変わる世界

 しばらくして戻ってきたマインラートの後ろから、メイドがワゴンに乗せた食事を運んできた。


 よく見ると二人分ある。マインラートもここで食べる気なのだろうか。


 メイドはワゴンを止めると会釈して出て行く。そこでマインラートはまたわたくしを抱き上げて、椅子に座らせた。


 マインラートはわたくしの隣に椅子を持ってくると、座ってわたくしの前に食事を用意し始める。何故マインラートがそれをするのかがさっぱり理解できない。思わず困惑の声を上げる。

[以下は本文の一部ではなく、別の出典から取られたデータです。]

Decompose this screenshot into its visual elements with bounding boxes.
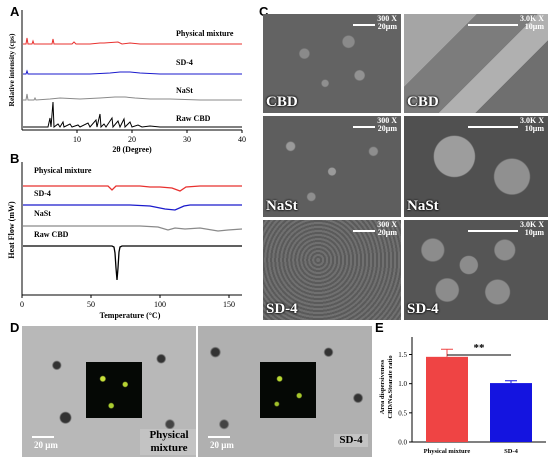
- micro-scale-label: 20 μm: [210, 440, 234, 450]
- sem-scale-bar: [353, 230, 375, 232]
- panel-a-trace-raw-cbd: [23, 101, 242, 129]
- panel-a-xtick-label: 40: [238, 135, 246, 144]
- sem-label-sd4: SD-4: [407, 301, 439, 317]
- sem-mag-text: 3.0K X 10μm: [520, 220, 544, 237]
- panel-letter-d: D: [10, 320, 20, 335]
- sem-mag-text: 300 X 20μm: [377, 116, 397, 133]
- panel-a-label-sd4: SD-4: [176, 58, 193, 67]
- sem-label-sd4: SD-4: [266, 301, 298, 317]
- panel-letter-c: C: [259, 4, 269, 19]
- panel-e-bars: [426, 348, 532, 442]
- panel-b-label-nast: NaSt: [34, 209, 51, 218]
- sem-mag-text: 3.0K X 10μm: [520, 116, 544, 133]
- panel-e-error-bar: [505, 380, 517, 384]
- sem-mag-text: 300 X 20μm: [377, 220, 397, 237]
- panel-a-trace-nast: [23, 93, 242, 101]
- panel-b-dsc-chart: Heat Flow (mW) 0 50 100 150 Temperature …: [7, 162, 243, 320]
- fluorescence-inset: [86, 362, 142, 418]
- micro-scale-label: 20 μm: [34, 440, 58, 450]
- panel-b-xtick-label: 50: [87, 300, 95, 309]
- sem-label-cbd: CBD: [407, 94, 439, 110]
- panel-b-trace-raw-cbd: [23, 245, 242, 281]
- sem-scale-bar: [468, 24, 518, 26]
- panel-letter-b: B: [10, 151, 20, 166]
- panel-b-xlabel: Temperature (°C): [100, 311, 161, 320]
- panel-a-label-nast: NaSt: [176, 86, 193, 95]
- panel-e-ytick-label: 1.0: [398, 380, 407, 388]
- panel-b-xtick-label: 150: [223, 300, 235, 309]
- panel-b-label-sd4: SD-4: [34, 189, 51, 198]
- panel-b-ylabel: Heat Flow (mW): [7, 201, 16, 259]
- panel-e-ylabel-line2: CBD/Na.Stearate ratio: [387, 355, 394, 418]
- micro-scale-bar: [32, 436, 54, 438]
- panel-e-ytick-label: 0.0: [398, 439, 407, 447]
- panel-a-xlabel: 2θ (Degree): [112, 145, 152, 154]
- panel-e-ytick-label: 1.5: [398, 351, 407, 359]
- panel-a-label-raw-cbd: Raw CBD: [176, 114, 211, 123]
- panel-b-trace-sd4: [23, 204, 242, 211]
- panel-b-label-physical-mixture: Physical mixture: [34, 166, 92, 175]
- panel-letter-e: E: [375, 320, 384, 335]
- sem-image-sd4-3k: 3.0K X 10μm SD-4: [404, 220, 548, 320]
- panel-b-xtick-label: 100: [154, 300, 166, 309]
- sem-image-nast-300x: 300 X 20μm NaSt: [263, 116, 401, 217]
- micro-scale-bar: [208, 436, 230, 438]
- panel-e-significance-label: **: [474, 342, 486, 354]
- panel-a-trace-sd4: [23, 69, 242, 75]
- panel-a-xtick-label: 10: [73, 135, 81, 144]
- sem-scale-bar: [353, 24, 375, 26]
- sem-label-cbd: CBD: [266, 94, 298, 110]
- sem-scale-bar: [468, 126, 518, 128]
- panel-e-bar-physical-mixture: [426, 356, 468, 442]
- micro-label-physical-mixture: Physical mixture: [140, 429, 196, 455]
- panel-e-bar-chart: Area dispersiveness CBD/Na.Stearate rati…: [379, 337, 546, 455]
- fluorescence-inset: [260, 362, 316, 418]
- panel-e-xtick-sd4: SD-4: [504, 448, 518, 455]
- panel-e-yticks: 0.0 0.5 1.0 1.5: [398, 351, 412, 447]
- sem-label-nast: NaSt: [266, 198, 298, 214]
- sem-image-nast-3k: 3.0K X 10μm NaSt: [404, 116, 548, 217]
- panel-e-ytick-label: 0.5: [398, 409, 407, 417]
- micro-image-sd4: 20 μm SD-4: [198, 326, 372, 457]
- panel-a-xrd-chart: Relative intensity (cps) 10 20 30 40 2θ …: [7, 10, 246, 154]
- sem-image-sd4-300x: 300 X 20μm SD-4: [263, 220, 401, 320]
- panel-a-xticks: 10 20 30 40: [73, 130, 246, 144]
- micro-image-physical-mixture: 20 μm Physical mixture: [22, 326, 196, 457]
- panel-a-label-physical-mixture: Physical mixture: [176, 29, 234, 38]
- panel-e-ylabel-line1: Area dispersiveness: [379, 359, 386, 414]
- sem-image-cbd-300x: 300 X 20μm CBD: [263, 14, 401, 113]
- panel-a-trace-physical-mixture: [23, 37, 242, 45]
- panel-b-trace-nast: [23, 225, 243, 232]
- sem-mag-text: 300 X 20μm: [377, 14, 397, 31]
- sem-label-nast: NaSt: [407, 198, 439, 214]
- panel-a-xtick-label: 30: [183, 135, 191, 144]
- panel-b-trace-physical-mixture: [23, 185, 242, 192]
- panel-b-xticks: 0 50 100 150: [20, 295, 235, 309]
- panel-letter-a: A: [10, 4, 20, 19]
- panel-e-bar-sd4: [490, 383, 532, 442]
- panel-b-label-raw-cbd: Raw CBD: [34, 230, 69, 239]
- panel-b-xtick-label: 0: [20, 300, 24, 309]
- panel-e-xtick-physical-mixture: Physical mixture: [424, 448, 471, 455]
- panel-a-xtick-label: 20: [128, 135, 136, 144]
- panel-e-error-bar: [441, 348, 453, 357]
- sem-mag-text: 3.0K X 10μm: [520, 14, 544, 31]
- sem-scale-bar: [353, 126, 375, 128]
- panel-a-ylabel: Relative intensity (cps): [7, 33, 16, 106]
- sem-image-cbd-3k: 3.0K X 10μm CBD: [404, 14, 548, 113]
- micro-label-sd4: SD-4: [334, 434, 368, 447]
- panel-c-sem-grid: 300 X 20μm CBD 3.0K X 10μm CBD 300 X 20μm N…: [263, 14, 548, 320]
- sem-scale-bar: [468, 230, 518, 232]
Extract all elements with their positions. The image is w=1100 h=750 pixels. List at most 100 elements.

「……あの、マインラート。何をしていらっしゃるの?」


 マインラートは不思議そうに首を傾げて答える。


「食事の用意だが?」

「いえ、それはわかるのですが、何故あなたがなさるのですか? メイドはどうしたのです?」


 マインラートは得心がいったように笑う。


「ああ。ずっと私がやっていたからメイドも疑問に思わなかったんだな。君が倒れてから私が君の食事の介助をしていたんだ」

「え、あなたが……手間をかけさせて申し訳ありません」


 わたくしが謝罪を言うと、マインラートは自嘲するように目を伏せて笑う。


「……君が謝る必要はないよ。私が君を追い詰めたのだから。それに償いたいと思っても、私が君にできることはこのぐらいしかなかった。謝るのはこちらの方だ。本当にすまない」

「あなたが謝ることではありません。それにわたくしならもう大丈夫です。ですからあなたは……」

「……そうして私は君に甘えて好きなことをして、多くの人を傷つけた。私はもう見たくないよ。君が虚ろな目で反応をしてくれないのも、コンラートの仇を見るような憎々しい顔も」


 わたくしは自分がどんな状態だったか自分ではわからない。だけど、倒れる前に見たコンラートの怒りと憎しみのこもった冷たい顔は、今思い出しても背筋が寒くなるから、マインラートの気持ちはわかる。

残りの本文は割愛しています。